En 1955, à Asteroid City, au bord d’un cratère creusé par une météorite, cinq enfants surdoués, leurs familles et les organisateurs de cette réunion d’astronautes amateurs voient une soucoupe volante et son passager extra-terrestre approcher de la Terre. Ils sont immédiatement placés sous quarantaine par l’armée américaine.

Le plus français des réalisateurs américains, Wes Anderson, est sans doute l’un des plus originaux et des plus appréciés de sa génération : La Famille Tenenbaum, À bord du Darjeeling Limited, Grand Budapest Hotel, The French Dispatch sont souvent cités parmi les meilleurs films de ces deux dernières décennies.  Son cinéma est reconnaissable à la première image, qui lorgne du côté de la BD : plans au cordeau d’une parfaite symétrie, couleurs vives, chapitrage du scénario, absence d’expressivité des personnages et refus de toute psychologisation…

Wes Anderson a aussi ce don rare de réunir autour de lui une palette exceptionnelle de stars qui lui sont fidèles de film en film. On regrette  dans Asteroid City l’absence de Bill Murray, d’Anjelica Huston ou de Owen Wilson qui étaient quasiment de tous ses précédents films ; mais on aime retrouver Adrien Brody, Edward Norton, Tilda Swinton et Willem Dafoe ; et on salue l’arrivée de quelques nouveaux venus, et non des moindres : Tom Hanks, Scarlett Johansson, Margot Robbie, etc.

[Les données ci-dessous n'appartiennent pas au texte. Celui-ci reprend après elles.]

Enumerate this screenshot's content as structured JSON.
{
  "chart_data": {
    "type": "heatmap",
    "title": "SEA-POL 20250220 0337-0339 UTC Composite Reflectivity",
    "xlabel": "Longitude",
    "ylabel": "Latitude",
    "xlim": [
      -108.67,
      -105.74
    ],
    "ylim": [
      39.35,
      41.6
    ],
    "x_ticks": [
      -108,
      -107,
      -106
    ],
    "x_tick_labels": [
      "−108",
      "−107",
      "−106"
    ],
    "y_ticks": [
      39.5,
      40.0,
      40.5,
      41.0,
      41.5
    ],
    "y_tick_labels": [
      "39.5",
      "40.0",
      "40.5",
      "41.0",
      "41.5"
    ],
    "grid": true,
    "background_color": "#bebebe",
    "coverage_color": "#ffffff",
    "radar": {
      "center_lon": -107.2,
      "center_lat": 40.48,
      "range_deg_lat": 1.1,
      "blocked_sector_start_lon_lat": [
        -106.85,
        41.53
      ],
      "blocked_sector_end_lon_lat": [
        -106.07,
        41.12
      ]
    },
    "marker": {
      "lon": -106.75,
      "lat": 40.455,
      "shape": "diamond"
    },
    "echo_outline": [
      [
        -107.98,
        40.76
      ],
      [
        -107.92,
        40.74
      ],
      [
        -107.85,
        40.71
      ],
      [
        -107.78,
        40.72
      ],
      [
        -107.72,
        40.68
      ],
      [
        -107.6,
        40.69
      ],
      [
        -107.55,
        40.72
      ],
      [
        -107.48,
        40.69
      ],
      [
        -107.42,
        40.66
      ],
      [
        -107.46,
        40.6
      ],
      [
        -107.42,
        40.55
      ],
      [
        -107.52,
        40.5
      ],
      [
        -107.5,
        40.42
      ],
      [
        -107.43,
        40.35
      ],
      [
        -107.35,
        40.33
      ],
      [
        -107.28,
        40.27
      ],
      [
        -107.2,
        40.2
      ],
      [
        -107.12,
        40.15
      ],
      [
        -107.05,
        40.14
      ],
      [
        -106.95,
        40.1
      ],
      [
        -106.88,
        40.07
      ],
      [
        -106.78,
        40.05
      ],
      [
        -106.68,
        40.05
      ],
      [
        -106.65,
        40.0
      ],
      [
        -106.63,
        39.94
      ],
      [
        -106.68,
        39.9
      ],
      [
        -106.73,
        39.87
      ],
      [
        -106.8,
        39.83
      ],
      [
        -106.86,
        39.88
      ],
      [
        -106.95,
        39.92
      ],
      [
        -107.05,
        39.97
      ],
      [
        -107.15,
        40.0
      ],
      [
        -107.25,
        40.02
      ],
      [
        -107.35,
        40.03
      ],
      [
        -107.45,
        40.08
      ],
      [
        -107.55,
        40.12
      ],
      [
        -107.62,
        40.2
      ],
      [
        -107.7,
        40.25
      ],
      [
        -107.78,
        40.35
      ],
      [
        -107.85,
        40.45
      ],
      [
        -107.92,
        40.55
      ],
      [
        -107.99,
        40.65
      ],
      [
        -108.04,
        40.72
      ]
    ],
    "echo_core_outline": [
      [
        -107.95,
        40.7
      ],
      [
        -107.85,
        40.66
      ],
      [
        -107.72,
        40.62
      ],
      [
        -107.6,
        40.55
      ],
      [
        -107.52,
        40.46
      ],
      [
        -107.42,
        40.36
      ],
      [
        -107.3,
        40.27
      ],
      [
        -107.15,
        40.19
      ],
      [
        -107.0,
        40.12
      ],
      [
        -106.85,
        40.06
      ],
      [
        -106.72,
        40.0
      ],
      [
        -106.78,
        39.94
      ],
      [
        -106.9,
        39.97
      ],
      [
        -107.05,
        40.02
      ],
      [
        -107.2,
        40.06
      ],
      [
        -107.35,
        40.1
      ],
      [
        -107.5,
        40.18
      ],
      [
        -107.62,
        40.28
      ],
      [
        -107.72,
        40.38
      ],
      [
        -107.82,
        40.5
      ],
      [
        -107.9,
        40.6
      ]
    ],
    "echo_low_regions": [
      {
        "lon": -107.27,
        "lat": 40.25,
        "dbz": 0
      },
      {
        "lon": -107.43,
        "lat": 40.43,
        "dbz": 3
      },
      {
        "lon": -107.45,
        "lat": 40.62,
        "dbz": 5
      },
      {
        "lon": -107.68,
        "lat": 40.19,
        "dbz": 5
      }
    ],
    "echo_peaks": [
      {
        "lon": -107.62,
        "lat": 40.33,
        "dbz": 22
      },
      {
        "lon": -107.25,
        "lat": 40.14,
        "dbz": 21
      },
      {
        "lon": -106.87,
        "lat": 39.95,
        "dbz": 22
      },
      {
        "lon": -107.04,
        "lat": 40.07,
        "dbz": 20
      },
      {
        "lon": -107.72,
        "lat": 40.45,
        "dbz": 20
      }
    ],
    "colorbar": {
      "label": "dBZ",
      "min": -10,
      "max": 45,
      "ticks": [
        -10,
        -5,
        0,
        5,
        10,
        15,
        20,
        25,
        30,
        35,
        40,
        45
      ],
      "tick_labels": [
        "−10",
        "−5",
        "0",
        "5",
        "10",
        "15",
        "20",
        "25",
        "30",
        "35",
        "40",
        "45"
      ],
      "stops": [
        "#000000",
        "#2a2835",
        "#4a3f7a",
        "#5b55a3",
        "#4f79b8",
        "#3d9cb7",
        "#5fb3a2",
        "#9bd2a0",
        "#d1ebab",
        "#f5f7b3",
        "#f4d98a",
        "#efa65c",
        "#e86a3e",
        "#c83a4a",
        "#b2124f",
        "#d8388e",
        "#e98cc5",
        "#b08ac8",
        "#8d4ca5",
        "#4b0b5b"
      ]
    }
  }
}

Pour autant, comme je l’écrivais hélas déjà fin 2021 devant The French Dispatch, le cinéma de Wes Anderson ne me touche pas. J’en admire certes l’originalité formelle. Mais je n’en comprends pas le sens. Non pas qu’il s’agisse d’un cinéma incompréhensible qui dépasse mon entendement comme c’est malheureusement souvent le cas aujourd’hui. Wes Anderson a, tout au contraire, une forme de modestie, de simplicité qui rend son cinéma éminemment sympathique. Mais je ne comprends pas à quoi il rime, où il veut en venir.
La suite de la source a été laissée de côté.